BCO-DMO Data Manager Processing Notes:
* Data from source file "2016 pH sensor.xlsx" Sheet1 were imported into the BCO-DMO data system. 
* Parameters (column names) renamed to comply with BCO-DMO naming conventions. See https://www.bco-dmo.org/page/bco-dmo-data-processing-conventions

Coverage: Bermuda

NSF abstract:
The ocean inorganic carbon system is of great interest to marine scientists, and indeed all people, because it contains important information about ocean productivity, the sources and sinks of anthropogenic carbon dioxide, and ocean acidification. Total alkalinity is one of the critical inorganic carbon parameters and has been widely measured through ship and laboratory-based methodologies. At this time, there are no commercially-available in situ sensors for total alkalinity.
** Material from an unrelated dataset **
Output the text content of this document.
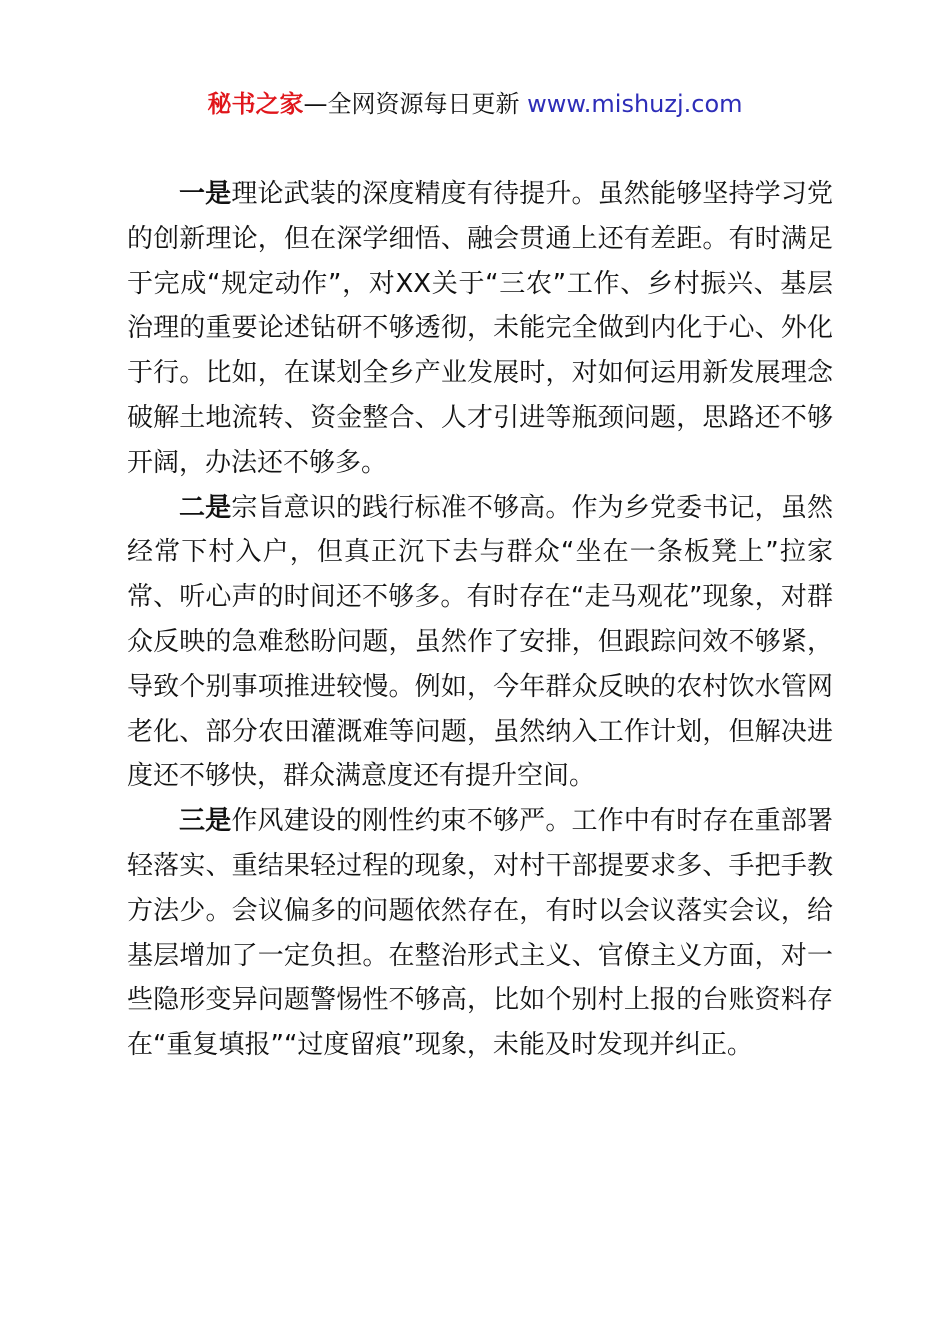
秘书之家—全网资源每日更新 www.mishuzj.com

一是理论武装的深度精度有待提升。虽然能够坚持学习党的创新理论，但在深学细悟、融会贯通上还有差距。有时满足于完成“规定动作”，对XX关于“三农”工作、乡村振兴、基层治理的重要论述钻研不够透彻，未能完全做到内化于心、外化于行。比如，在谋划全乡产业发展时，对如何运用新发展理念破解土地流转、资金整合、人才引进等瓶颈问题，思路还不够开阔，办法还不够多。

二是宗旨意识的践行标准不够高。作为乡党委书记，虽然经常下村入户，但真正沉下去与群众“坐在一条板凳上”拉家常、听心声的时间还不够多。有时存在“走马观花”现象，对群众反映的急难愁盼问题，虽然作了安排，但跟踪问效不够紧，导致个别事项推进较慢。例如，今年群众反映的农村饮水管网老化、部分农田灌溉难等问题，虽然纳入工作计划，但解决进度还不够快，群众满意度还有提升空间。

三是作风建设的刚性约束不够严。工作中有时存在重部署轻落实、重结果轻过程的现象，对村干部提要求多、手把手教方法少。会议偏多的问题依然存在，有时以会议落实会议，给基层增加了一定负担。在整治形式主义、官僚主义方面，对一些隐形变异问题警惕性不够高，比如个别村上报的台账资料存在“重复填报”“过度留痕”现象，未能及时发现并纠正。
In this project, researchers at the University of Montana will further develop and test a new autonomous system, known as the SAMI-alk, for measuring total alkalinity. This new system will expand understanding of total alkalinity and the inorganic carbon cycle by making near continuous measurements in locations not frequented by ships. The development of this instrument will have important broader implications for the oceanographic community and ocean acidification research by providing a novel instrument for ocean research. This project will also provide training opportunities to graduate and undergraduate students, and will continue to support public outreach on ocean acidification through a university-affiliated museum.

Studies focused on the marine carbon cycle and ocean acidification pose a number of measurement challenges. While pH is the ocean acidification "smoking gun" and partial pressure of CO2 is critical for gas exchange calculations, the full inorganic carbon system must be quantified for most inorganic carbon studies. Using autonomous sensors to accurately and precisely quantify all of the inorganic carbon species has been a long-standing objective for marine biogeochemists, but full characterization of the inorganic carbon system has, until recently, been limited to ship and laboratory-based measurements. Total alkalinity is one such parameter as its research has been limited by the lack of instrument capable of making in situ measurements. This research will address this problem and advance inorganic carbon studies through the further development of an autonomous, in situ system to measure seawater total alkalinity, known as the submersible autonomous moored instrument for total alkalinity (SAMI-alk). Preliminary testing of the instrument showed great promise, and through this project, researchers will conduct lab experiments to improve its performance. Two new prototype instruments will be tested in laboratory and field evaluations.